Tribute to the late Gordon TuckettApril 16th, 2012 by Susan Reynard | Categories: food, industry, people
(Pictured above are the 1988 Culinary team, with Gordon Tuckett in the centre with the tickets. Included are a series of photographs capturing Gordon Tuckett with his family and members of industry through the years, that were used at his memorial service, kindly shared here by his daughter Joanna Brown.)
Philippe Frydman, consultant to the hospitality industry and chairman of the Academy of Chefs, the honour society within the South African Chefs Association, touches on some sensitive issues here following the sad passing of Gordon Tuckett on 6 March 2012:
“Today was an eye opener for me. I was sitting at the Fourways Memorial Park listening to Gordon Tuckett’s son give the eulogy for his Dad. I met Gordon over 25 years ago just after I arrived in South Africa and was so impressed by the fact that just by looking at an empty room you could see in his eyes the kitchens starting to developed themselves.
“I asked him about it and he tried to explain that he was just imagining what would fit and where, then using his chef’s background he would visualize himself in that kitchen working every department from the dishwashing to the pass and the belief was so great that the design became almost easy to produce or at least that how he made it look.
“Over the years I tried to follow his philosophy as well as his approach and I must say with some success. He was the first person with whom I discussed the possibility of banning architects from building kitchens as to avoid all the pillars of the building ending up in the kitchen.
“On a serious note he used all his past experience to ensure that any design he would put together would work and that convincing the clients that it would work was easy since he knew what he was talking about and could back up whatever he proposed because he just knew not by having studied it but having done it.
“Now coming back to my ‘light bulb’ moment, looking around the room I only noticed five white jackets and all were members of the Academy of Chefs and all over, way over, the age of 50. No youngsters, no trainees, no up and coming ‘SuperChefs’ and this is when it happened.
“What are we teaching our youngsters? Most of the young chefs today know about Steve Jobs, Richard Branson and Bill Gates. They also have read most of the books from Gordon Ramsay, Heston and Cake Boss, BUT how many of the youngsters know who help put South Africa on the culinary map?
“Victor Strugo is recognized as the best food critic currently operating out of South Africa and one of the reasons is that he not only looks and taste the food but he also researches where the food comes from and who was the recipe created for. Once he has all that information he then and only then visits the establishment where he checks out the menu and orders what he understands.
“So why don’t we teach our young chefs where the passion came from, who created all these culinary schools we now have, who brought the culinary world to South Africa first?
“I was talking to Alan and Val Stricke of Fisherman Grotto fame a few weeks ago and Alan told me that he walk into a catering company lately and nobody knew who is was.
“I would be interested to know how many of our young and not so young professional know about the Bocuse D’Or, where it emanated from, who were the first three South African participants? Who is Lucas Ndlovu and what did he do to make history at the Bocuse D’Or?
“All the new generation knows that ‘The Fat Duck’ had to close its door for a while under suspicion of food poisoning and that Gordon Ramsay owes his father-in-law millions of dollars but as it is said ‘local is lekker’ and we need to make the current generation and all the ones to come of what we have to offer.
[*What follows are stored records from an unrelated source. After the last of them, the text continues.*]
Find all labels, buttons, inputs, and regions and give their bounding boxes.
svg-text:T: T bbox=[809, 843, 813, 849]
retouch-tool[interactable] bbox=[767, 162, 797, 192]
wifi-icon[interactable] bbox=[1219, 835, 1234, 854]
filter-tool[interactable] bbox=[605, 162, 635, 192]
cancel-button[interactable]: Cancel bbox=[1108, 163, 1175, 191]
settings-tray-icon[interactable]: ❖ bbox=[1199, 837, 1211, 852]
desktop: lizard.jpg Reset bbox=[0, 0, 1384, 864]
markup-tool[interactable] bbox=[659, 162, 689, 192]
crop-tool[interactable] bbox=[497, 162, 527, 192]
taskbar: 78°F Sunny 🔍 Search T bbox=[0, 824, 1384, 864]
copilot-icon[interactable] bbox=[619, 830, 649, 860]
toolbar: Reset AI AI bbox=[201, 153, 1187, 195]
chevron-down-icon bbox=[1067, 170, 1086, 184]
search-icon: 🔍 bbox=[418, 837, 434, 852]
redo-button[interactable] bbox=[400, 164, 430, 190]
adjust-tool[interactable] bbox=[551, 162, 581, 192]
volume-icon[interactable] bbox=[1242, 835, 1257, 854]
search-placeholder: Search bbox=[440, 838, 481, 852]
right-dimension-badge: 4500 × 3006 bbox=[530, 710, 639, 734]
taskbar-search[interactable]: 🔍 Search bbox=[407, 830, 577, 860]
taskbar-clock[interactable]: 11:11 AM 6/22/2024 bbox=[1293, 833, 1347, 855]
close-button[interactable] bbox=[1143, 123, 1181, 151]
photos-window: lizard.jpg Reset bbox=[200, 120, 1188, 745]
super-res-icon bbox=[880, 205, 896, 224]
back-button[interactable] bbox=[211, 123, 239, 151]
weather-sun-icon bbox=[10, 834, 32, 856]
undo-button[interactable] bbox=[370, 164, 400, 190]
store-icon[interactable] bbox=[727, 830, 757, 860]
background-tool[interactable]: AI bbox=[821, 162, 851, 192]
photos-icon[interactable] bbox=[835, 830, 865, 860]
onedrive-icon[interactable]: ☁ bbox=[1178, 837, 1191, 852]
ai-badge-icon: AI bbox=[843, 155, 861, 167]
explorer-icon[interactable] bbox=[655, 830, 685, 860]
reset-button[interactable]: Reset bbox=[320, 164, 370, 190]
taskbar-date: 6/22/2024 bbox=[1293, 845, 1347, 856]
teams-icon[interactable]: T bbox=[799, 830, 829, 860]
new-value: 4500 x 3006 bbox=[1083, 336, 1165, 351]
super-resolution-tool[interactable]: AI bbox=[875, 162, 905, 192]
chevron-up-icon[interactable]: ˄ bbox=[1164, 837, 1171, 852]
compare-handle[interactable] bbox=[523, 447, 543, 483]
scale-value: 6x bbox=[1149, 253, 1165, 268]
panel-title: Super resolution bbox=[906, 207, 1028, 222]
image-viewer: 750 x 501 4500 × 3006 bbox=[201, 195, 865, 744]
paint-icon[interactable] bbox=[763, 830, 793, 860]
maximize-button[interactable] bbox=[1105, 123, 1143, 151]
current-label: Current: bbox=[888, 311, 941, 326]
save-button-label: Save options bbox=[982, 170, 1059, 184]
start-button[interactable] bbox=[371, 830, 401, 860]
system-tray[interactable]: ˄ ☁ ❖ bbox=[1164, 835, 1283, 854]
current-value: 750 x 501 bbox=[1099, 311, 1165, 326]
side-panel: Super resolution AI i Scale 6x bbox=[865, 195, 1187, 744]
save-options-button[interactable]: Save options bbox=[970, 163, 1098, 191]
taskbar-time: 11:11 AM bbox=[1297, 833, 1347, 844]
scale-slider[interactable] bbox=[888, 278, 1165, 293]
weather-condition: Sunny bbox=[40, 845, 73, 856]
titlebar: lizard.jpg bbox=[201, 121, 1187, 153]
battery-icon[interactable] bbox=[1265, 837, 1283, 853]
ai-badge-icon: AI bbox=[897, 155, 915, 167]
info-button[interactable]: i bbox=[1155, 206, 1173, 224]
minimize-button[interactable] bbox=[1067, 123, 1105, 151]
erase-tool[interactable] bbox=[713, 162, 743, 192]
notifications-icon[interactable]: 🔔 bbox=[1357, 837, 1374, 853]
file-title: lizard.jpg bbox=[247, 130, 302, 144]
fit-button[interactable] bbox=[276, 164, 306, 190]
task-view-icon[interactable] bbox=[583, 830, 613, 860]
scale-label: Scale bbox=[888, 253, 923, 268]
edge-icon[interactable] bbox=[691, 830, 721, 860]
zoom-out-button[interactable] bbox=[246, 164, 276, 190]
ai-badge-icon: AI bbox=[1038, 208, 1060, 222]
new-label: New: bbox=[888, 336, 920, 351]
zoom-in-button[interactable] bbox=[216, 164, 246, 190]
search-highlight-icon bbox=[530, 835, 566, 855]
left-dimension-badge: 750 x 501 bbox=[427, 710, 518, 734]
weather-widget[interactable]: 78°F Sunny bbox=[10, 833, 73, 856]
“In the last 12 months we have lost at least five great culinary minds and only the old guard is seen at the memorial services. Considering that it is old guard that is passing the last one will be very lonely.
“So I appeal to all educators, HOD and so on – keep the flame burning. Let the youth of today know who are these ‘old farts’ that walking around with all these medals and insignia on their jackets. Let them know where those grey hairs come from and what history is attached to those wrinkles.
“Most of all I hope that these few words will be taken in the context they are meant and that from now on the young generation with the help of the educators will give the elders the respect they deserve.”
Manfred Muellers (CMC), senior lecturer in hospitality management, in the Faculty of Management at the University of Johannesburg, shared his thoughts on Tuckett: “I had the pleasure to work with Gordon at Fedics Natal in the early years. His knowledge in HR and kitchen design made me ask Gordon many years later to do guest lectures at the Hotel School for our third year final year students. Gordon was a great gentleman and friend. I and many of my esteemed colleagues in the hospitality industry will miss him but never forget Gordon. Rest in peace my friend.”